Setelah itu ditagunna linggi malunasa artinya upacara pemasangan tiang perahu pada lunas. Upacara diponsone bido oleh Sanrona, artinya upacara melubangi lunas perahu oleh dukunnya selanjutnya upacara paduai bido ma baeasin artinya upacara penurunan perahu ke laut.

Maksud dari penyelenggaraan upacara penurunan perahu pada orang Bajo adalah untuk memohon perlindungan kepada dewa laut dan mahluk-mahluk halus, agar di dalam mereka mengarungi lautan untuk mencario nafkah dengan perahu sebagai sarannya.

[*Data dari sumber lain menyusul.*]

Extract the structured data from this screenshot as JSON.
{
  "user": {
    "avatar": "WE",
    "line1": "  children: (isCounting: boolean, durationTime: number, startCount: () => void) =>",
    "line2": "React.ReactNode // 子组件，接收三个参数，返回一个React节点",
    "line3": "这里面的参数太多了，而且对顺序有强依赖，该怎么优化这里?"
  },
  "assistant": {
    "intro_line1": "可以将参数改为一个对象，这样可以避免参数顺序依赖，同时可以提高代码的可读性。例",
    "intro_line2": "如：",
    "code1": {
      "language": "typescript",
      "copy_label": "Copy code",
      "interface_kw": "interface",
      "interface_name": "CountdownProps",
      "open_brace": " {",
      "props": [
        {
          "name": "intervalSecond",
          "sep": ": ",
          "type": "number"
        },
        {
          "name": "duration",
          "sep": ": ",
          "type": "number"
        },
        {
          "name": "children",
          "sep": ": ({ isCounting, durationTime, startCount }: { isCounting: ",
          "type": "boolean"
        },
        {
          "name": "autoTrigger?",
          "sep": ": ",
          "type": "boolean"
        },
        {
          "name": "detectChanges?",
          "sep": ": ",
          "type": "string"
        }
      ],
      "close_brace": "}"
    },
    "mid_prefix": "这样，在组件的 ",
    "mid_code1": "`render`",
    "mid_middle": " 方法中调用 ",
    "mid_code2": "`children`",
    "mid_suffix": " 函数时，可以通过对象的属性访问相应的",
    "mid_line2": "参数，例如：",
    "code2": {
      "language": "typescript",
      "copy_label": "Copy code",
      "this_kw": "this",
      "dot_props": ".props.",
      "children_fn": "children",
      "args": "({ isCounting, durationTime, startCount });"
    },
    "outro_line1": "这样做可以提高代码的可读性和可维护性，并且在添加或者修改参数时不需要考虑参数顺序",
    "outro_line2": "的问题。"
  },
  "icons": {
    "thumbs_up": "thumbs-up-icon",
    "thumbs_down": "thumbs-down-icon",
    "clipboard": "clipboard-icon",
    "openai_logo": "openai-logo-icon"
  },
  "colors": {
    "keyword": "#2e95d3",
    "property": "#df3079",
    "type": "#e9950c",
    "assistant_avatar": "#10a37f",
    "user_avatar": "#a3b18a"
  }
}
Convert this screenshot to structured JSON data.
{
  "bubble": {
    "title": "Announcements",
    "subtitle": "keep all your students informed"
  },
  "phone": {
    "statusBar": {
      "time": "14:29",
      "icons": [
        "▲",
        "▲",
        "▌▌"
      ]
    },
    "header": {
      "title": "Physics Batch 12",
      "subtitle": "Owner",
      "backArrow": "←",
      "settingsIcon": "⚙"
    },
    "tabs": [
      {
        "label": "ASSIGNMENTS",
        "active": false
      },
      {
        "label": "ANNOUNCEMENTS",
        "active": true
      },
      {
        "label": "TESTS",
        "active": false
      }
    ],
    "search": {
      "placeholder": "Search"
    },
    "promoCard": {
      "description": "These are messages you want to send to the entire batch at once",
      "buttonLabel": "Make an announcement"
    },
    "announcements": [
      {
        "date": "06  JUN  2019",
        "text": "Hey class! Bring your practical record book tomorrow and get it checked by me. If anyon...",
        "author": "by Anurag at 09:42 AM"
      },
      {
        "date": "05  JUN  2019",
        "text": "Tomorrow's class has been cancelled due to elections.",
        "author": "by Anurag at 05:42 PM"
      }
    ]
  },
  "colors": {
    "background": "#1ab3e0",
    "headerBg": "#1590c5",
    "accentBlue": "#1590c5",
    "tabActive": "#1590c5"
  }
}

Dapat terhindar dari musibah dan malapetaka. Sebaliknya ada harapan semoga mereka memperoleh berkah dan keselamatan. Jadi pelaksanaan upacara dengan pengorbanan hewan dan adanya sajian-sajian diharapkan kemurkaan dewa-dewa, mahluk-mahluk halus arwah nenek moyang dapat dihindarkan.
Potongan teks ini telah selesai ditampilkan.